New York Senator Kirsten Gillibrand has decided not to pursue a senate amendment that would pause military discharges based on sexual orientation, gay weekly the Washington Blade reported.

Gillibrand, the freshman senator appointed by Governor David Paterson after President Obama tapped Hillary Clinton to head the State Department, signaled last week she would introduce the reform as an amendment to a Defense Department reauthorization bill.

The amendment would place an 18-month moratorium on the military gay ban, also known as “don't ask, don't tell,” the law that prescribes discharge for gay and lesbian service members who do not remain celibate or closeted.

While the measure was supported by Senate Majority Leader Harry Reid, a Nevada Democrat, Gillibrand said the bill became a non-starter after her office shopped it around.

“She's not going to pursue the moratorium amendment at this time,” Matt Canter, a Gillibrand spokesman, told the paper. “She was working for about a week to assess support among her colleagues for the measure.
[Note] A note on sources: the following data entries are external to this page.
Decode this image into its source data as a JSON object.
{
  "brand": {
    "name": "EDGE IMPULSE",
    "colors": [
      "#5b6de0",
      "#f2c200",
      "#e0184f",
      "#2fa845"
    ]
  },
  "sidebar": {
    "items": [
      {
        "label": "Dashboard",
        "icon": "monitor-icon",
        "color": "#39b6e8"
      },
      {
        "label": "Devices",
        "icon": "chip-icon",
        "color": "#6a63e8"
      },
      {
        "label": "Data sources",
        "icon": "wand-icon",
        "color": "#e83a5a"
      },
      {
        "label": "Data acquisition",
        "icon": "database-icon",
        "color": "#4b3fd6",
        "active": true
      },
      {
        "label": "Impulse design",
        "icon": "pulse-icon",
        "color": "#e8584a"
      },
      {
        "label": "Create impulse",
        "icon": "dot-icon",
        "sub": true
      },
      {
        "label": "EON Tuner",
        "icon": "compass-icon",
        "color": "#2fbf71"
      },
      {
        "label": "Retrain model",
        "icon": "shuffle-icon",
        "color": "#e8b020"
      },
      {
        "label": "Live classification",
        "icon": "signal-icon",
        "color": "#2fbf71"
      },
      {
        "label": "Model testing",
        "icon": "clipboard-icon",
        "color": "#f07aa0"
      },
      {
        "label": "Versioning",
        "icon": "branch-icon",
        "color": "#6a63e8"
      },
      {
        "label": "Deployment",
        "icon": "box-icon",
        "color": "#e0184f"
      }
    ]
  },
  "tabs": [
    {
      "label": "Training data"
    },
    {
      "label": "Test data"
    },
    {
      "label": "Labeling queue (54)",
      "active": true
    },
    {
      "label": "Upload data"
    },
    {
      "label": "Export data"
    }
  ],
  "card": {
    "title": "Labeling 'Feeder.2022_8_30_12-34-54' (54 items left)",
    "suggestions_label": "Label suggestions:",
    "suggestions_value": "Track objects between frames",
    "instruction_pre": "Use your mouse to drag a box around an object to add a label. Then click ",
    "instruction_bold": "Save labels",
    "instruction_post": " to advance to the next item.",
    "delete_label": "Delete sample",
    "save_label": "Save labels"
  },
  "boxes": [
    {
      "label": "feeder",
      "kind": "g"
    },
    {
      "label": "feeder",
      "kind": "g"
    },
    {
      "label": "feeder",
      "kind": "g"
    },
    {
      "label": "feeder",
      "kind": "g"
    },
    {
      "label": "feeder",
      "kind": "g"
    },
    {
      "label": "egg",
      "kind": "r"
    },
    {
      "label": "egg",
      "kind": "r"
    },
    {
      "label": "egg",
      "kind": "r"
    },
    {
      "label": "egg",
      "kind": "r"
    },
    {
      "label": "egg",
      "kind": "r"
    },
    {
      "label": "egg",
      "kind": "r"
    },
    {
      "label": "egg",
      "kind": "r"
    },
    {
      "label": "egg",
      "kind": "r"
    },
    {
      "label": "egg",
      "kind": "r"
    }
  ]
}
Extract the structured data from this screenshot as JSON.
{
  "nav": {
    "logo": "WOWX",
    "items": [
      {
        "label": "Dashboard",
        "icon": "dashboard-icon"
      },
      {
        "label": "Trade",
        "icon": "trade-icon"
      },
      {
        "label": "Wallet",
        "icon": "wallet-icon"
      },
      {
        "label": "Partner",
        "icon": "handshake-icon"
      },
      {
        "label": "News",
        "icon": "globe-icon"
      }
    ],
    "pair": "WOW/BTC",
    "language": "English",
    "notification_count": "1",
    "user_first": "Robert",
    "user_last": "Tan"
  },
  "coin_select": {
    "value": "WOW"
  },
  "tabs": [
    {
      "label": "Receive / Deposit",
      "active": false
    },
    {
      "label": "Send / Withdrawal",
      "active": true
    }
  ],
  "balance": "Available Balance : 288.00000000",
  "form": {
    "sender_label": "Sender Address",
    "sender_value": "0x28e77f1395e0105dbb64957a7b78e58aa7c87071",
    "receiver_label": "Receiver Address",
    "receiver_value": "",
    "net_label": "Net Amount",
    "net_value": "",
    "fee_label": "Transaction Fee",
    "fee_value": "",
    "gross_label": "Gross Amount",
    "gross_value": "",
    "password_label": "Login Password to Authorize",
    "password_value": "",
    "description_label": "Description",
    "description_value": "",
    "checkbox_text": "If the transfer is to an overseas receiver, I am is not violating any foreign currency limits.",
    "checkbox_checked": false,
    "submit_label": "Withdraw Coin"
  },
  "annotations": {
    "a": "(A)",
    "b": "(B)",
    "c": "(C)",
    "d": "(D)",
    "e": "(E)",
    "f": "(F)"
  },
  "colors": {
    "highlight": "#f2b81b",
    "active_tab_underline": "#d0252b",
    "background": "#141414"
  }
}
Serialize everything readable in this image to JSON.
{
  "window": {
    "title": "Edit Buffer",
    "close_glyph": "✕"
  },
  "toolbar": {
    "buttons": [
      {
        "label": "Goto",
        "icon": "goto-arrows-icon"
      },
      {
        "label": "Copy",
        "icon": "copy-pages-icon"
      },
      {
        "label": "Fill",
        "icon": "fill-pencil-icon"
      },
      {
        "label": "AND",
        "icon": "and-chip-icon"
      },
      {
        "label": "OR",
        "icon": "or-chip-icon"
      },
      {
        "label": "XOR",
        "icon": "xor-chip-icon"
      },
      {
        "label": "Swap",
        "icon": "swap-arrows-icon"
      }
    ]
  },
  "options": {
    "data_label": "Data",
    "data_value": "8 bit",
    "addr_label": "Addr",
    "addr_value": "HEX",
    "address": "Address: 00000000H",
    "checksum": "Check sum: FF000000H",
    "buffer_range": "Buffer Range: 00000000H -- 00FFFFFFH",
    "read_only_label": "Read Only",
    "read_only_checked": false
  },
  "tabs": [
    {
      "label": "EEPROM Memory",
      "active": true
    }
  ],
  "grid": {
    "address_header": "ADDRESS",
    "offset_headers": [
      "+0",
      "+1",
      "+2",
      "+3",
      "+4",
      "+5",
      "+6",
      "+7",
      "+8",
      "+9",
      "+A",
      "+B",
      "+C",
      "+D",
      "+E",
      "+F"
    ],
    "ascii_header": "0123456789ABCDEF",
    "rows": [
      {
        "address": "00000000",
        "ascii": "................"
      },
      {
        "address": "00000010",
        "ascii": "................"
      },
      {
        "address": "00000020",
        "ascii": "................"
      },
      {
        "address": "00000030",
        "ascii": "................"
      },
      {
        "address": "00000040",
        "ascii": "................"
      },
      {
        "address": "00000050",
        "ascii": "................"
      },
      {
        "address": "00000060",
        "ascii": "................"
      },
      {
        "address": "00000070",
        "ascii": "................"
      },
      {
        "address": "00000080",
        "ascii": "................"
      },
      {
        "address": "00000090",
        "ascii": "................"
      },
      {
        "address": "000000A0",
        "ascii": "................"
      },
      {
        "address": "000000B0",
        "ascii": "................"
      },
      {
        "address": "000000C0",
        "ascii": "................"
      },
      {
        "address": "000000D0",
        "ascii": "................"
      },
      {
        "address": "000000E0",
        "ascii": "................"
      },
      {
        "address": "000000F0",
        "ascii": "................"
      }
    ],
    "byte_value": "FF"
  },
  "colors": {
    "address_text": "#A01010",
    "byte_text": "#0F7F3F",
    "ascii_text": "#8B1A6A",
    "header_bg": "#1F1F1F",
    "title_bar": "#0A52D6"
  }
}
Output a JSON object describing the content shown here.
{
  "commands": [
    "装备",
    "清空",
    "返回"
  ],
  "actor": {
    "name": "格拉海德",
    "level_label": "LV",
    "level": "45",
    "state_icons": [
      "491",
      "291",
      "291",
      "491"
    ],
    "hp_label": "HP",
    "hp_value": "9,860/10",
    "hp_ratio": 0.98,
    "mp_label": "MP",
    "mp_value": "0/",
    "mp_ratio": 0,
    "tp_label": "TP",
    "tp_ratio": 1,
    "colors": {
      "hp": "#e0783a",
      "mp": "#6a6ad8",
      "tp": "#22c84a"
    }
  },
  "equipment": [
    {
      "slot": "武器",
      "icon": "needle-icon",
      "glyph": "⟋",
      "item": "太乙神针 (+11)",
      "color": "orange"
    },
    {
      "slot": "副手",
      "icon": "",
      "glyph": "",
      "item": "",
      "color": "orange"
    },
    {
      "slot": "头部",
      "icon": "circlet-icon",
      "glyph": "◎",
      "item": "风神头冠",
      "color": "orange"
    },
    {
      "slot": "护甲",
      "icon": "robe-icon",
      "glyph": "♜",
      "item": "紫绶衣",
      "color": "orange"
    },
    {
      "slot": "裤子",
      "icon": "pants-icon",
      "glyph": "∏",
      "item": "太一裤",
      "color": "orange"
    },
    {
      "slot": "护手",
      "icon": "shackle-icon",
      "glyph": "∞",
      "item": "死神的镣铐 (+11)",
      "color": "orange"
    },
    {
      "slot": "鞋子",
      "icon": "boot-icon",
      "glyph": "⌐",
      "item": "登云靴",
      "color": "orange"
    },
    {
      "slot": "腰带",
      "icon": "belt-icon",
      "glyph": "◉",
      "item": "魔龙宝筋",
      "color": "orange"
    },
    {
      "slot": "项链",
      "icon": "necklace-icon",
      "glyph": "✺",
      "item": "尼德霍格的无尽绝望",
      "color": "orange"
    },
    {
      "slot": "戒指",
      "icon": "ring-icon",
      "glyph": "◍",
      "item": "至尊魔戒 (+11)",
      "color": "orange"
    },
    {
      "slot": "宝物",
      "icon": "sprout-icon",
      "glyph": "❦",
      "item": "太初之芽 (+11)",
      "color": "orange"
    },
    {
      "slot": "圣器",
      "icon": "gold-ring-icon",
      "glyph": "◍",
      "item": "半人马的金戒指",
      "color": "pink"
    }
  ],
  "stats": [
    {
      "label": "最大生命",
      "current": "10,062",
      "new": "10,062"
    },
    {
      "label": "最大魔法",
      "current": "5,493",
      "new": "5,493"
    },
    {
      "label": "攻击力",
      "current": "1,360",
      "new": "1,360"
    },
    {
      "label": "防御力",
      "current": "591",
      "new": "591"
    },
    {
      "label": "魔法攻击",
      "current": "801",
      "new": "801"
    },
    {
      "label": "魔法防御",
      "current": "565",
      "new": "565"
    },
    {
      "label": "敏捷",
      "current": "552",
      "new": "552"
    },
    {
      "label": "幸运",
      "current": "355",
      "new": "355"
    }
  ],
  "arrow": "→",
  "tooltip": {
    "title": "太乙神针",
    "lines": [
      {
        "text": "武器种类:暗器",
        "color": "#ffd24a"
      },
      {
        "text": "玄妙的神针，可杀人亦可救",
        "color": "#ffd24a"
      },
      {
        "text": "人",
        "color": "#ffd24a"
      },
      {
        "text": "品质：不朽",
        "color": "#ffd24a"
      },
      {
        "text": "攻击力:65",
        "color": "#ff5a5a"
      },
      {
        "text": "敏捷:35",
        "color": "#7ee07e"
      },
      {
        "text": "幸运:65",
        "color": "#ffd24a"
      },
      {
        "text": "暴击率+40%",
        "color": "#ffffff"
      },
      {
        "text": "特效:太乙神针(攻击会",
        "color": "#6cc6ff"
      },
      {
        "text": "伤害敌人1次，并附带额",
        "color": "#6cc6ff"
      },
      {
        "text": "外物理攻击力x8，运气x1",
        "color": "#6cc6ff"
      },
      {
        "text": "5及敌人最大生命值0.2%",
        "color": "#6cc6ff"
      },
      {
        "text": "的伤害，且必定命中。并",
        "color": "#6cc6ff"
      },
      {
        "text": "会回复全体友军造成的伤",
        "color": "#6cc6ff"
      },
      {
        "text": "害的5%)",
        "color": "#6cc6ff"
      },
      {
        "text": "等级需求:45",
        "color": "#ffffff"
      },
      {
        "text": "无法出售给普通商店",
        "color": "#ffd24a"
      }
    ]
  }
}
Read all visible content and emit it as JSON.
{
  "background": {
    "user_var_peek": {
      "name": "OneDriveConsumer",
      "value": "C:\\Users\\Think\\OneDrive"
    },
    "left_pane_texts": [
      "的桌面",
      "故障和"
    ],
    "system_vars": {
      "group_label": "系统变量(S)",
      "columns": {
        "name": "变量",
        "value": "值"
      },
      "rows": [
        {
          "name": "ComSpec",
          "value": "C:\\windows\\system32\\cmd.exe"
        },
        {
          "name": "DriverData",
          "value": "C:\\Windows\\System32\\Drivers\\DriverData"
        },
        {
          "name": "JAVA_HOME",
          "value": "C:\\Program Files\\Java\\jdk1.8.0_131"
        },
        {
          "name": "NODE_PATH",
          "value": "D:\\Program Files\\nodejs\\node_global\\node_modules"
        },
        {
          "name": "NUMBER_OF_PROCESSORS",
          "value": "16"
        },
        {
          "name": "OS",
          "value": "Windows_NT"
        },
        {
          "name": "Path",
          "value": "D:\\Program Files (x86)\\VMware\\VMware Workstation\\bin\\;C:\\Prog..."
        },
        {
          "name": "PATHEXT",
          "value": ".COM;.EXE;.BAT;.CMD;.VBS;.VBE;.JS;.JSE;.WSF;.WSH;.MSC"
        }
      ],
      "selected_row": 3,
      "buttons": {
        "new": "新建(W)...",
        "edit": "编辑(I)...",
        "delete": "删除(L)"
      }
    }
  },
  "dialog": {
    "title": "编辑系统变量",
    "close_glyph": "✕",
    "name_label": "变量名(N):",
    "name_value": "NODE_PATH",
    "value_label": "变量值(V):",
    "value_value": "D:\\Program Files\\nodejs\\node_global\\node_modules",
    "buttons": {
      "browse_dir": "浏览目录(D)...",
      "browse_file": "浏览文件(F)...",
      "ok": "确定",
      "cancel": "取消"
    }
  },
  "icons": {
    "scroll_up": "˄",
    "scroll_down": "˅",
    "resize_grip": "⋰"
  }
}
It does not appear that we're going to have the 60 votes needed to overcome a filibuster.”

Gillibrand was expected to attach the amendment to the same must-pass defense spending bill that includes Massachusetts Senator Ted Kennedy's controversial hate crimes legislation.

A bill that would repeal the military gay ban is sponsored by Pennsylvania Representative Patrick Murphy, an Iraq veteran, in the House. Senator Kennedy is expected to sponsor the Senate version.

President Obama says he supports repeal of the law even as the administration has fired 313 gay service members, according to the Servicemembers Legal Defense Network, a group that lobbies for repeal.